The Spanish countryside between Madrid and Barcelona is trim and neat. Once outside of Madrid the countryside is snow covered, but as you get towards Barcelona the snow slowly vanishes and the countryside becomes mountainous and even green! What a change. The green color reminds me of Southern California in winter. One thing I note over and over, the countryside of Spain and all of the Europe that I have seen is never plastered with bill boards. The Spanish countryside is clean and prosperous. People in America do not realize just how much their mental peace is affected by the visual pollution created by outdoor bill boards. Such things are terrible.

Train travel always puts me into a contemplative mood. Perhaps it is the rocking sensation, although this high speed train is absolutely motionless. Today I am thinking about the paintings I have been seeing. Madrid is at least as good as Paris and London for paintings. As I travel from gallery to gallery throughout Europe–the Louvre, the Uffizi, the National Galleries, and now the Prado and Reina Sofia and other places in Madrid–I am gradually building up my range of experience in art. What a blessing this is. I sometimes think of myself as the Flaneur to the world. I am of course thinking the French poet and art critic Charles Baudelaire who fashioned himself as Le Flaneur de Paris, the city stroller of Paris.

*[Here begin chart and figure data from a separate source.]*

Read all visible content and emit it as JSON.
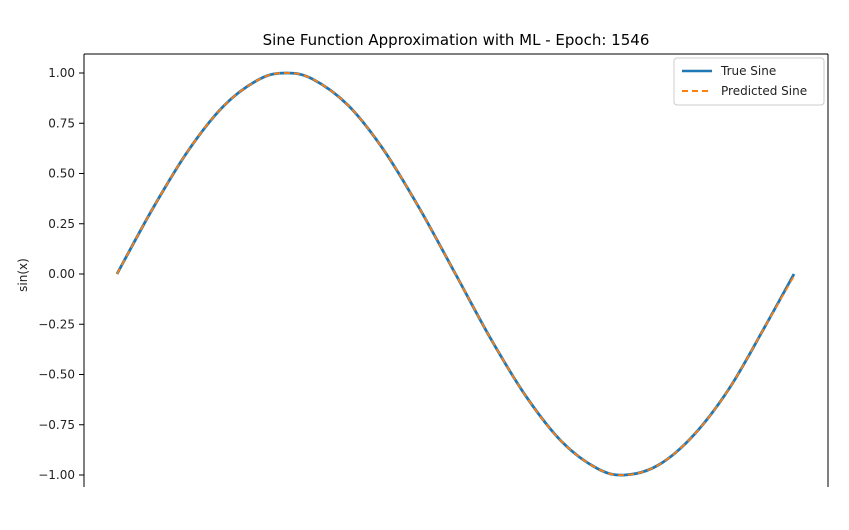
{
  "chart_data": {
    "type": "line",
    "title": "Sine Function Approximation with ML - Epoch: 1546",
    "xlabel": "",
    "ylabel": "sin(x)",
    "xlim": [
      0,
      6.2832
    ],
    "ylim": [
      -1.0,
      1.0
    ],
    "yticks": [
      1.0,
      0.75,
      0.5,
      0.25,
      0.0,
      -0.25,
      -0.5,
      -0.75,
      -1.0
    ],
    "ytick_labels": [
      "1.00",
      "0.75",
      "0.50",
      "0.25",
      "0.00",
      "−0.25",
      "−0.50",
      "−0.75",
      "−1.00"
    ],
    "grid": false,
    "legend_position": "top-right",
    "x": [
      0,
      0.3307,
      0.6614,
      0.9921,
      1.3228,
      1.5708,
      1.8142,
      2.1449,
      2.4756,
      2.8063,
      3.1416,
      3.4677,
      3.7984,
      4.1291,
      4.4598,
      4.7124,
      5.0212,
      5.3519,
      5.6826,
      6.0133,
      6.2832
    ],
    "series": [
      {
        "name": "True Sine",
        "values": [
          0.0,
          0.3247,
          0.6142,
          0.8372,
          0.9694,
          1.0,
          0.9704,
          0.8394,
          0.6168,
          0.3275,
          0.0,
          -0.3211,
          -0.6106,
          -0.8349,
          -0.9681,
          -1.0,
          -0.9514,
          -0.8017,
          -0.5692,
          -0.2619,
          0.0
        ],
        "color": "#1f77b4",
        "style": "solid"
      },
      {
        "name": "Predicted Sine",
        "values": [
          0.0,
          0.3247,
          0.6142,
          0.8372,
          0.9694,
          1.0,
          0.9704,
          0.8394,
          0.6168,
          0.3275,
          0.0,
          -0.3211,
          -0.6106,
          -0.8349,
          -0.9681,
          -1.0,
          -0.9514,
          -0.8017,
          -0.5692,
          -0.2619,
          -0.01
        ],
        "color": "#ff7f0e",
        "style": "dashed"
      }
    ]
  }
}
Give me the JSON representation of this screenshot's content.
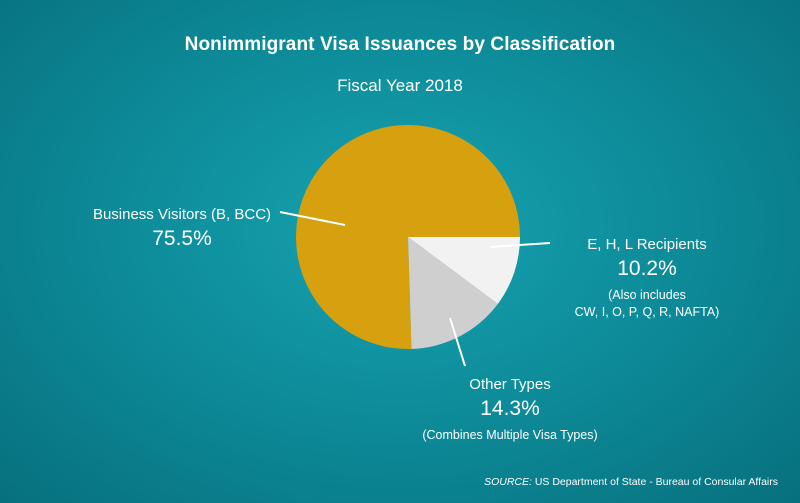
{
  "title": "Nonimmigrant Visa Issuances by Classification",
  "subtitle": "Fiscal Year 2018",
  "colors": {
    "background": "#0e8d9b",
    "business": "#d6a00e",
    "ehl": "#f2f2f2",
    "other": "#cfcfcf",
    "leader": "#ffffff"
  },
  "chart_data": {
    "type": "pie",
    "title": "Nonimmigrant Visa Issuances by Classification",
    "subtitle": "Fiscal Year 2018",
    "slices": [
      {
        "label": "Business Visitors (B, BCC)",
        "value": 75.5,
        "display": "75.5%",
        "color": "#d6a00e"
      },
      {
        "label": "E, H, L Recipients",
        "value": 10.2,
        "display": "10.2%",
        "note_lines": [
          "(Also includes",
          "CW, I, O, P, Q, R, NAFTA)"
        ],
        "color": "#f2f2f2"
      },
      {
        "label": "Other Types",
        "value": 14.3,
        "display": "14.3%",
        "note_lines": [
          "(Combines Multiple Visa Types)"
        ],
        "color": "#cfcfcf"
      }
    ]
  },
  "source": {
    "key": "SOURCE:",
    "text": " US Department of State - Bureau of Consular Affairs"
  }
}
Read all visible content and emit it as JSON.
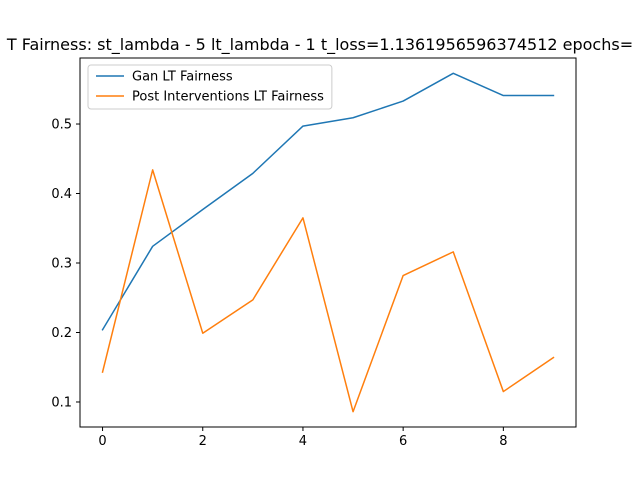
{
  "chart_data": {
    "type": "line",
    "title": "T Fairness: st_lambda - 5 lt_lambda - 1 t_loss=1.1361956596374512 epochs=",
    "xlabel": "",
    "ylabel": "",
    "x": [
      0,
      1,
      2,
      3,
      4,
      5,
      6,
      7,
      8,
      9
    ],
    "xlim": [
      -0.45,
      9.45
    ],
    "ylim": [
      0.064,
      0.595
    ],
    "xticks": [
      0,
      2,
      4,
      6,
      8
    ],
    "yticks": [
      0.1,
      0.2,
      0.3,
      0.4,
      0.5
    ],
    "xtick_labels": [
      "0",
      "2",
      "4",
      "6",
      "8"
    ],
    "ytick_labels": [
      "0.1",
      "0.2",
      "0.3",
      "0.4",
      "0.5"
    ],
    "grid": false,
    "legend_position": "top-left",
    "series": [
      {
        "name": "Gan LT Fairness",
        "color": "#1f77b4",
        "values": [
          0.204,
          0.324,
          0.377,
          0.429,
          0.497,
          0.509,
          0.533,
          0.573,
          0.541,
          0.541
        ]
      },
      {
        "name": "Post Interventions LT Fairness",
        "color": "#ff7f0e",
        "values": [
          0.143,
          0.434,
          0.199,
          0.247,
          0.365,
          0.086,
          0.282,
          0.316,
          0.115,
          0.164
        ]
      }
    ]
  }
}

My journey through the museums and art galleries of Europe, through the cathedrals and churches of the Western world, and through the streets and cafes of so many major cities is my attempt to study life in all its facets and from as many points of view as possible. Baudelaire could walk the streets of Paris and London of 150 years ago, but in my times I have the luxury of traversing the countries and cities of the whole world. This is a huge blessing.

When I travel I feel absolutely free and happy. Sitting in this train and speeding through the Spanish countryside towards the Mediterranean coast is a dream some true. I am at peace.